Dalam analisis PCA terdapat pula matriks korelasi. Analisis korelasi biasanya
digunakan dalam pengujian hipotesis yang bersifat asosiatif, yaitu dugaan adanya
hubungan antar variabel dalam populasi. Korelasi merupakan angka yang
menunjukkan arah dan kuatnya hubungan antar dua variabel atau lebih. Arah
dinyatakan dalam bentuk hubungan positif dan negatif, sedangkan kuatnya hubungan
dinyatakan dalam nilai besarnya koefisien korelasi. Besarnya koefisien korelasi
berkisar antara +1 sampai -1, kuatnya hubungan antar variabel dinyatakan dalam
koefisien korelasi positif sebesar 1 dan koefisien korelasi negatif sebesar -1
sedangkan yang terkecil adalah 0 (nol) (Walpole 1995).

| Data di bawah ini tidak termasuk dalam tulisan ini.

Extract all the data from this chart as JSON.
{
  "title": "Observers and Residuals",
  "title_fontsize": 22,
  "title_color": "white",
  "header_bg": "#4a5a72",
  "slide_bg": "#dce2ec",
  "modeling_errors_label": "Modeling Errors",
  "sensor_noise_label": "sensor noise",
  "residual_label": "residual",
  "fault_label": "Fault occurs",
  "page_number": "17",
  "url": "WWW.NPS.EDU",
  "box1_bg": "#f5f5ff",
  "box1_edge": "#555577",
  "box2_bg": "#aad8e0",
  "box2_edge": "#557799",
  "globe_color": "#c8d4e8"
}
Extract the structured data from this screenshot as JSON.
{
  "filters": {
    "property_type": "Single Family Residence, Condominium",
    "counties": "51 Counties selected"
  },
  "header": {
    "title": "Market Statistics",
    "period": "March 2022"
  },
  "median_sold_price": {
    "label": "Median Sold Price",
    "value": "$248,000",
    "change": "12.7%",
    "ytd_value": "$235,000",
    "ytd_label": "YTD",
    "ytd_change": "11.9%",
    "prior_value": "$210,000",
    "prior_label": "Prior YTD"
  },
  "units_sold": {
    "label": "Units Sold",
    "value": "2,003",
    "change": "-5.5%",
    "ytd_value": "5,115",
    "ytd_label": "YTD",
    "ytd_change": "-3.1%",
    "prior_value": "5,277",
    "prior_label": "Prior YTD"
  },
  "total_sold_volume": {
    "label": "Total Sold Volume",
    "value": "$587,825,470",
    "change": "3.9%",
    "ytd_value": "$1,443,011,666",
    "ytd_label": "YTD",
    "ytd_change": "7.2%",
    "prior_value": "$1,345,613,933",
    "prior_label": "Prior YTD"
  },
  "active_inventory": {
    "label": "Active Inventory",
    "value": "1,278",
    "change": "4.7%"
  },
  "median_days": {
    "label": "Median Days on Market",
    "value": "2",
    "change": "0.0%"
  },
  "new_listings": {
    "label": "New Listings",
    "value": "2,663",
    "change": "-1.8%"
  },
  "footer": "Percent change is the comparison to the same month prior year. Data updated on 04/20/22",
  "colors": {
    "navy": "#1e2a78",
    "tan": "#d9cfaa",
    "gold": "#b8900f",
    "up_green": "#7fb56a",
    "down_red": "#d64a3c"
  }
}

Untuk melihat kekuatan
hubungan dalam korelasi digunakan kriteria sebagai berikut:
• 0 : Tidak ada korelasi antara dua variabel
• 0 – 0,25 : Korelasi sangat lemah
• 0,25 – 0,5 : Korelasi cukup
• 0,5 – 0,75 : Korelasi kuat
• 0,75 – 0,99 : Korelasi sangat kuat
• 1 : Korelasi sempurna
Dari hasil analisis akan didapat suatu matriks data yang nilai-nilainya
menunjukkan seberapa dekat suatu karakter memiliki keterkaitan dengan karakter
48
lainnya. Dari hasil analisis pula akan didapat penurunan satuan suatu karakter akan
diikuti oleh peningkatan satuan dari karakter yang lain ((Walpole 1995). Selain itu,
hasil plot antar komponen utama (grafik score plot) dapat digunakan untuk untuk
menentukan banyaknya penggerombolan secara sederhana.
» Analisa Klaster
Analisis kelompok dimaksudkan untuk mengelompokkan unit-unit statistik ke
dalam kelompok-kelompok yang homogen dari sejumlah veriabel atau karakter yang
di analisis. Teknik ini ditujukan untuk membentuk kelompok-kelompok ekor yang
memiliki karakteristik sama (Bengen 2000). Pada prinsipnya analisis ini
menggunakan pengukuran jarak Euclidean. Pembentukan klaster didasarkan pada
kuat tidaknya hubungan antar-objek merupakan konsep dari pengklasteran hierarki.
Penentuan klaster ini disajikan dalam berbagai tingkat (level) kuatnya
korelasi/hubungan, misalnya objek yang berkorelasi rendah, dengan koefisien
berkorelasi r di bawah 0,5 menjadi klaster pertama, 0,5 < 0,75 di dalam klaster dua
dan koefisien korelasi ≥ 0,75 di dalam klaster tiga (Walpole 1995).